Willie Williams was as fast as the speed of light.
The Gary native was a track star at Roosevelt High School and then at the University of Illinois. In 1956, he broke Jesse Owens' 20-year-old world record in the 100-meter dash.
On the track, he has never had a dull moment. Williams won five state team track titles as coach of the West Side boys team in the 1970s and 1980s. He has coached numerous All-Americans at the prep and collegiate level as he moved to to become the sprint coach at Illinois.
He invented a few speed devices, including ankle-flex straps which he said hold the sprinter's foot in the flexed position for improved ground strike efficiency and lower leg swing resistance.
Now, Williams, with the help of his daughter, Margot, has put his story into print. While he is looking for a publisher, his book is "Remembering the Race: Memoirs of a track and field champion."
Williams is just one of the many great athletes to come out of the Steel City.
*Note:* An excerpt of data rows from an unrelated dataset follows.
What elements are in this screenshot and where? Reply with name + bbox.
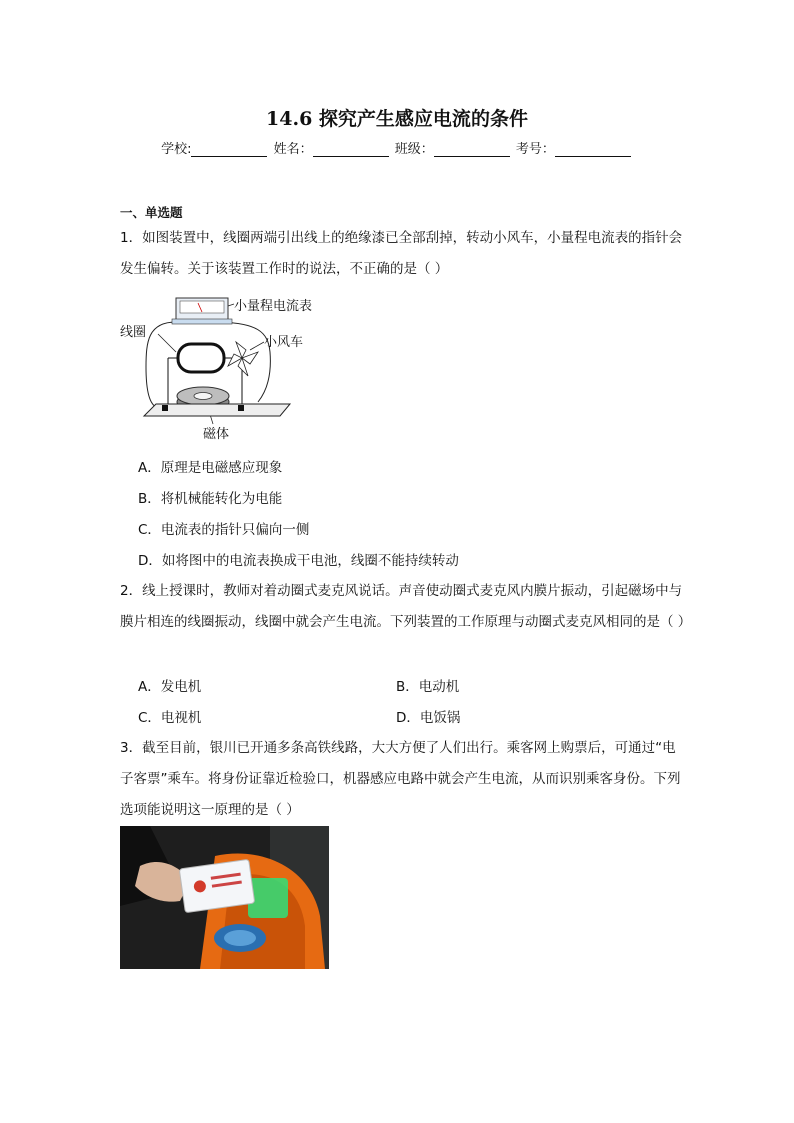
page-title: 14.6 探究产生感应电流的条件 bbox=[266, 108, 528, 130]
question-1-stem: 1．如图装置中，线圈两端引出线上的绝缘漆已全部刮掉，转动小风车，小量程电流表的指针会发生偏转。关于该装置工作时的说法，不正确的是（ ） bbox=[120, 230, 683, 277]
id-card-scan-illustration bbox=[120, 826, 329, 969]
name-blank[interactable] bbox=[313, 142, 389, 157]
q2-option-d[interactable]: D．电饭锅 bbox=[396, 710, 461, 726]
question-3-stem: 3．截至目前，银川已开通多条高铁线路，大大方便了人们出行。乘客网上购票后，可通过“电子客票”乘车。将身份证靠近检验口，机器感应电路中就会产生电流，从而识别乘客身份。下列选项能说明这一原理的是（ ） bbox=[120, 740, 681, 818]
exam-number-label: 考号： bbox=[515, 142, 555, 157]
label-meter: 小量程电流表 bbox=[234, 299, 313, 314]
school-blank[interactable] bbox=[191, 142, 267, 157]
q1-option-c[interactable]: C．电流表的指针只偏向一侧 bbox=[138, 522, 310, 538]
pinwheel-icon bbox=[228, 342, 258, 376]
student-info-line bbox=[0, 138, 794, 157]
section-heading: 一、单选题 bbox=[120, 205, 183, 220]
q1-option-d[interactable]: D．如将图中的电流表换成干电池，线圈不能持续转动 bbox=[138, 553, 459, 569]
class-label: 班级： bbox=[394, 142, 434, 157]
label-magnet: 磁体 bbox=[203, 427, 230, 442]
q2-option-b[interactable]: B．电动机 bbox=[396, 679, 460, 695]
question-2-stem: 2．线上授课时，教师对着动圈式麦克风说话。声音使动圈式麦克风内膜片振动，引起磁场中与膜片相连的线圈振动，线圈中就会产生电流。下列装置的工作原理与动圈式麦克风相同的是（ ） bbox=[120, 583, 692, 630]
q1-option-b[interactable]: B．将机械能转化为电能 bbox=[138, 491, 283, 507]
q2-option-c[interactable]: C．电视机 bbox=[138, 710, 202, 726]
label-coil: 线圈 bbox=[120, 325, 147, 340]
q2-option-a[interactable]: A．发电机 bbox=[138, 679, 202, 695]
exam-number-blank[interactable] bbox=[555, 142, 631, 157]
label-fan: 小风车 bbox=[264, 335, 304, 350]
class-blank[interactable] bbox=[434, 142, 510, 157]
q1-option-a[interactable]: A．原理是电磁感应现象 bbox=[138, 460, 283, 476]
id-card-gate-photo bbox=[120, 826, 329, 969]
wire-left bbox=[146, 322, 176, 410]
name-label: 姓名： bbox=[273, 142, 313, 157]
generator-apparatus-figure bbox=[118, 292, 328, 444]
coil-icon bbox=[178, 344, 224, 372]
school-label: 学校: bbox=[161, 142, 192, 157]
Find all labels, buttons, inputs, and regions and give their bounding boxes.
He has retired from Illinois, but still does some individual coaching for student-athletes in the Champaign-Urbana, Ill., area, where he and wife, Barbara June, live.
"I've been all over the world with the army and track, but I will never forget my home, and that is Gary," Williams said. "I am proud to be from there and I know it has hit some tough times, but I remember what a great town it was growing up and the coaches and teachers I had in the Gary school system."
He will also never forget entering Berlin's Olympic Stadium on Aug. 3, 1956, for an international track meet. It was there Williams ran a 10.1, breaking Owens' mark which he set in the same place in the 1936 Olympics.
"As soon as I walked in, my coach Col. Lipscomb told me to look at the plaque, it was of Jesse and that fired me up," Williams said. "I had met him in 1948 when Coach Bo Mallard had him speak at Roosevelt's athletic banquet. I was always motivated by him and I was thinking of how (Adolph) Hitler snubbed him and refused to shake his hand after he won four golds. I was up on that same platform to get my medal."
Mallard was a father figure to not only Williams, but to many Roosevelt athletes.
"He used to tell me if I won a race I could eat supper at his house," Williams said. "That was a big deal because with six kids, my mom couldn't afford to feed all of us. And his wife was a good cook, so I ate plenty."
A year earlier, in 1955, he pulled up with a sore calf in the Olympic Trials in Los Angeles. Williams won the 1950 Indiana state 100-yard dash in 10.1 seconds, and at the University of Illinois he was the 1954 and 1955 NCAA champ in the 100-yard dash. His 9.4 seconds in the 100 set the University of Illinois school record. Williams was a nine-time individual Big Ten sprint and hurdle champion indoor and outdoor (1952-54). Between individual and relays, he was also part of eight consecutive conference indoor and outdoor championship teams.
"Marce Gonzalez, from Froebel, he was an assistant at Illinois and he got me to come over and run, and I really enjoyed it," Williams said. "His brother Joe, we call him Pepe, used to beat me and won three 100 and 220 state titles at Froebel. Marce as the reason I went to Champaign."